Un certain nombre d’associations, inquiètes tout de même de cette transformation présentée comme quasi naturelle, ont voulu revenir sur ce qui « fait association » pour calibrer l’oraison funèbre de la loi de 1921 sur les associations, texte en toute fin de vie puisque toutes les structures devront avoir rejoint le CSA en 2024. Nous avons dès lors mis sur pied un site Web et organisé des rencontres/débats pour appréhender le fait associatif aujourd’hui sous différentes facettes : l’économie, la pilarisation, l’action en temps de crise, les travailleurs du secteur, le rapport aux pouvoirs publics, l’engagement et le militantisme, la participation et/ou l’instrumentalisation des publics avec lesquels les associations travaillent…

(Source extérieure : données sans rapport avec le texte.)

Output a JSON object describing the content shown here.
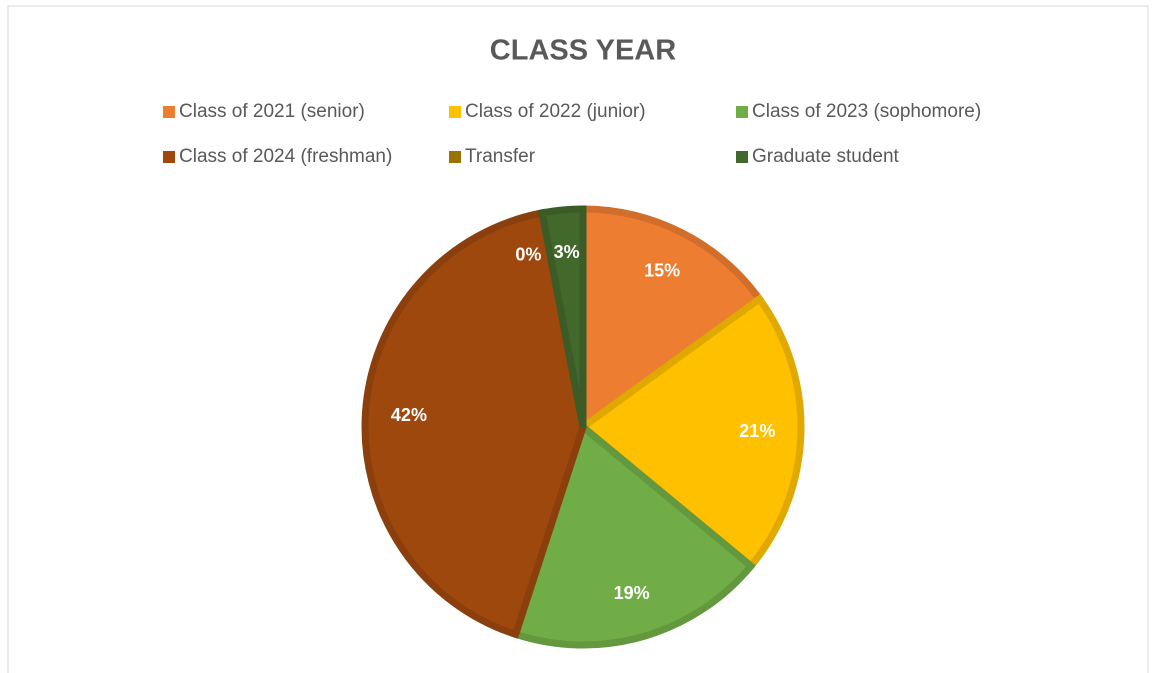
{
  "chart_data": {
    "type": "pie",
    "title": "CLASS YEAR",
    "categories": [
      "Class of 2021 (senior)",
      "Class of 2022 (junior)",
      "Class of 2023 (sophomore)",
      "Class of 2024 (freshman)",
      "Transfer",
      "Graduate student"
    ],
    "values": [
      15,
      21,
      19,
      42,
      0,
      3
    ],
    "value_labels": [
      "15%",
      "21%",
      "19%",
      "42%",
      "0%",
      "3%"
    ],
    "colors": [
      "#ED7D31",
      "#FFC000",
      "#70AD47",
      "#9E480E",
      "#997300",
      "#43682B"
    ],
    "legend": "top"
  }
}
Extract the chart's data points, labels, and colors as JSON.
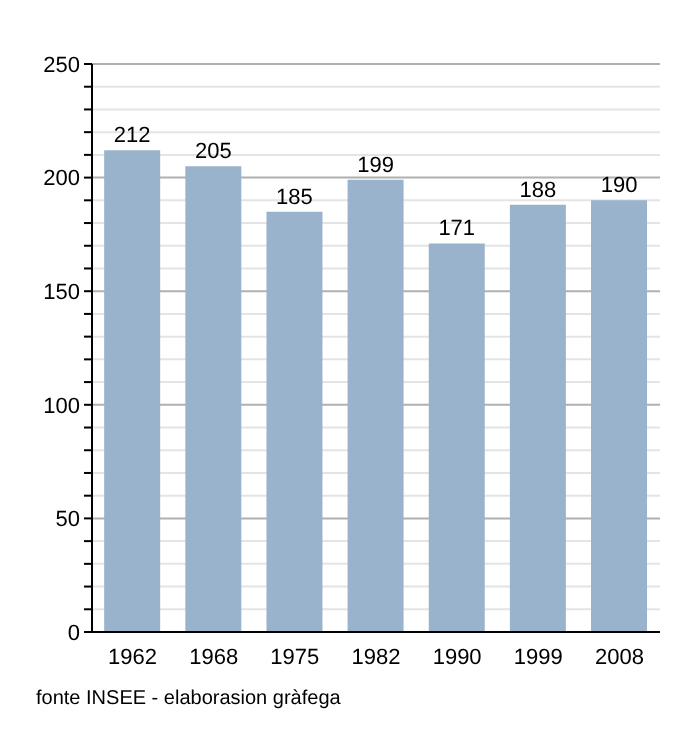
{
  "chart_data": {
    "type": "bar",
    "categories": [
      "1962",
      "1968",
      "1975",
      "1982",
      "1990",
      "1999",
      "2008"
    ],
    "values": [
      212,
      205,
      185,
      199,
      171,
      188,
      190
    ],
    "color": "#9ab3cc",
    "data_labels": true,
    "ylim": [
      0,
      250
    ],
    "yticks": [
      0,
      {
        "value": 10,
        "label": null
      },
      {
        "value": 20,
        "label": null
      },
      {
        "value": 30,
        "label": null
      },
      {
        "value": 40,
        "label": null
      },
      50,
      {
        "value": 60,
        "label": null
      },
      {
        "value": 70,
        "label": null
      },
      {
        "value": 80,
        "label": null
      },
      {
        "value": 90,
        "label": null
      },
      100,
      {
        "value": 110,
        "label": null
      },
      {
        "value": 120,
        "label": null
      },
      {
        "value": 130,
        "label": null
      },
      {
        "value": 140,
        "label": null
      },
      150,
      {
        "value": 160,
        "label": null
      },
      {
        "value": 170,
        "label": null
      },
      {
        "value": 180,
        "label": null
      },
      {
        "value": 190,
        "label": null
      },
      200,
      {
        "value": 210,
        "label": null
      },
      {
        "value": 220,
        "label": null
      },
      {
        "value": 230,
        "label": null
      },
      {
        "value": 240,
        "label": null
      },
      250
    ],
    "grid": "y",
    "annotations": [
      "fonte INSEE - elaborasion gràfega"
    ]
  }
}
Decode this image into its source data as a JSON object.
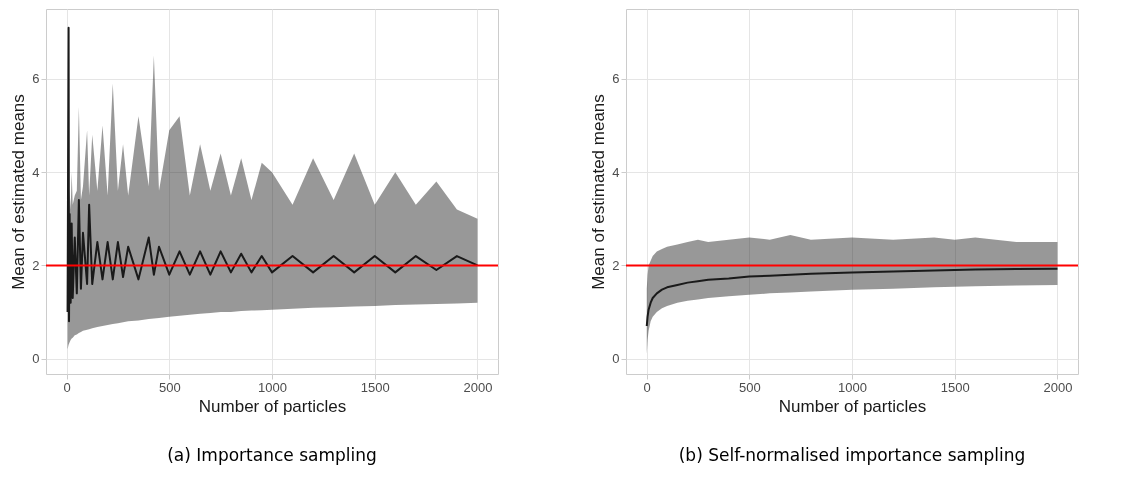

La quête d’une culture politique propre à l’associatif, qui peut se transmettre, vivre et se développer est d’autant plus importante que le secteur associatif a vécu et continue d’être confronté à de profondes mutations ces dernières années, mêlant professionnalisation, une tendance au regroupement en grandes entités (et fragilisation des plus petites structures) et des modes de travail (et de contrôle) qui poussent au formatage des pratiques. L’un des principaux risques est une perte d’hétérogénéité du secteur et une profonde déconnexion avec certains publics, probablement les plus éloignés de la participation à la vie de la cité.
Les balises d'une future identité associative
Les travaux ont jusqu’ici mené à différents débats recensés sur le site Web du Collectif21, de même qu’un documentaire coproduit avec le Centre vidéo de Bruxelles, 2121 Hypothèses Associations et qu’un livre en collaboration avec l’agence Alter. Des contacts politiques se sont également noués pour envisager les modes de protection à mettre en place à l’égard des associations, pour leur assurer leur autonomie et leur liberté. Le Collectif21 vous invite à vous saisir de ces enjeux avec ces outils pour appréhender le fait associatif dans sa complexité.
- Jean Blairon, « L’associatif est-il (encore) manifestable ? », dans Intermag, septembre 2020, p. 16.